I've given my 100% so to be told what I was told after Mugello in the way I was and to give the effort I've given the last two weekend’s I just don't think it has been too fair. At Qatar, Indy and Laguna we have had three mechanical problems with the bike. I wouldn't say it is Yamaha's fault but it has been bad luck. Why it is happening to me I don't know.”
Spies was also involved in one of the major talking points of the year when he dropped a bombshell on the eve of his home race in Laguna Seca that he would not be riding for Yamaha in 2013.
He refused to divulge specific details for his decision, but blamed a ‘litany of reasons’. His decision ultimately handed a lifeline to Valentino Rossi and at one stage Spies looked to be calling time on his MotoGP career.
In Indy he said: “If I am racing next year it will be in World Superbikes. But I haven’t decided if I am going to be racing next year. We could have stayed in MotoGP this year but that was not an option for me. I just don’t think I will come back. I’ve raced in every series and I know that there is fun to be had in racing.
I know how it is here and I had to try it and it was a dream of mine always to be here but it is not always what it is cut out to be and what people think about it. Here it is very cut throat but it is also the pinnacle of racing so it is always going to be like that. I have raced in every series now and I know what’s fun, and I know how much you can enjoy riding.
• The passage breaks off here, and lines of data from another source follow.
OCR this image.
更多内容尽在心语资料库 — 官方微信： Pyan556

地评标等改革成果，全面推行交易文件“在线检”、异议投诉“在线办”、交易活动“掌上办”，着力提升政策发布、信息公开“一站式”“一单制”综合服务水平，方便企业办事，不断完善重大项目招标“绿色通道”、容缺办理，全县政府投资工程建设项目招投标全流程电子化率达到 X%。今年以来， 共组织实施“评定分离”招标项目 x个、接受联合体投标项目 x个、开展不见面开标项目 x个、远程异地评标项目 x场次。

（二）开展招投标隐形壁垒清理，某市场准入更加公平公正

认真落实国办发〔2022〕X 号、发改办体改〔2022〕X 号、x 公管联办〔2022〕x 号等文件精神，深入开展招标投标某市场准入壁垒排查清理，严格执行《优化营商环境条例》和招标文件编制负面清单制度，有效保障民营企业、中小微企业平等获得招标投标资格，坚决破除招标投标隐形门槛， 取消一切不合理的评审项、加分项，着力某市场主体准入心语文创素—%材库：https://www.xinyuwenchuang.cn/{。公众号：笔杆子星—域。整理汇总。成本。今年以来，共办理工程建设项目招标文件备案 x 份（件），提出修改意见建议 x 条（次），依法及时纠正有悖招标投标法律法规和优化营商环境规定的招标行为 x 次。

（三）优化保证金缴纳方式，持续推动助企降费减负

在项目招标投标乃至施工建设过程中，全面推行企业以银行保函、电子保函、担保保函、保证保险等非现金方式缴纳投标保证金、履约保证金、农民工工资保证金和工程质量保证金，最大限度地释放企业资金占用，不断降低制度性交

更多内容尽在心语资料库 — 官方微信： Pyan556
A lot of people here haven’t experienced that and I have and that’s why I came up with that decision. I want to be in a good and fun environment and that’s all there is too it.”
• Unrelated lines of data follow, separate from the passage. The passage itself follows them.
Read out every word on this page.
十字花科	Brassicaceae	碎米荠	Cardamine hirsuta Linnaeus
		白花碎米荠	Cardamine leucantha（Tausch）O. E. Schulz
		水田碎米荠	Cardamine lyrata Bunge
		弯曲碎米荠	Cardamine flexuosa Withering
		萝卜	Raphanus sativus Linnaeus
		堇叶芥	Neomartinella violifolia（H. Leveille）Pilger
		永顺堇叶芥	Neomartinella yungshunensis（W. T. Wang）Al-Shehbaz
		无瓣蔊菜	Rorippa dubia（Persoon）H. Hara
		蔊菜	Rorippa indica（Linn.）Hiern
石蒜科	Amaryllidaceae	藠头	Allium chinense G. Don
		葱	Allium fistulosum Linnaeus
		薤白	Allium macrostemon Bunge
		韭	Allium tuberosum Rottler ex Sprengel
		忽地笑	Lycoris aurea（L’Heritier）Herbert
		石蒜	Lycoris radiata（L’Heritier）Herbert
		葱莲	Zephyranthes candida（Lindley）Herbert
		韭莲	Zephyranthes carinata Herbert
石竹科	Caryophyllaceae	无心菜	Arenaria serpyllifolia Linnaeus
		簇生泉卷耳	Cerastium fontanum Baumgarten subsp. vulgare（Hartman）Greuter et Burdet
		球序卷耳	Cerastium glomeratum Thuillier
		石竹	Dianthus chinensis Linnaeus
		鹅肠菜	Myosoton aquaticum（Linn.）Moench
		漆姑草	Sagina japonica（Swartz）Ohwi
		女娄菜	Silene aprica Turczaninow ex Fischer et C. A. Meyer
Spies quickly decided his future was to be in MotoGP and he signed to join rookie Andrea Iannone in the Pramac Ducati squad.
It hardly seemed like an inspired career choice for a man down on his luck, but Spies said he had not wanted to turn his back on MotoGP and regretting that decision in the future.
He told MCN at the time: “Next year is going to be a big adventure and a big change but for the rest of the year I am still 100% focussed on trying to get good results that I believe all of us deserve. We have shown good speed but unfortunately we have had some problems. I know next year it is big news but right now I don't want to talk about next year too much because I want to focus on what I'm doing for the next two months."
When asked by MCN what had convinced him to pledge his future to MotoGP, he added: “I've been in World Superbikes and you never know what you can do if you go back and I’m not saying I could go and win a title or win how many races but I've been there and have done it. I know for me that in MotoGP I don't know what I can do but I know I haven't got the most out of what I can do.
I know that and that is why I had to think a lot about it and I don't want regrets in five years knowing that I left something out there and didn't reach my full potential. That's the reason I've done what I have and change is good. It could be a good thing but we’ll wait and see. But right now my focus is to get where I need to be this year and be back at the front."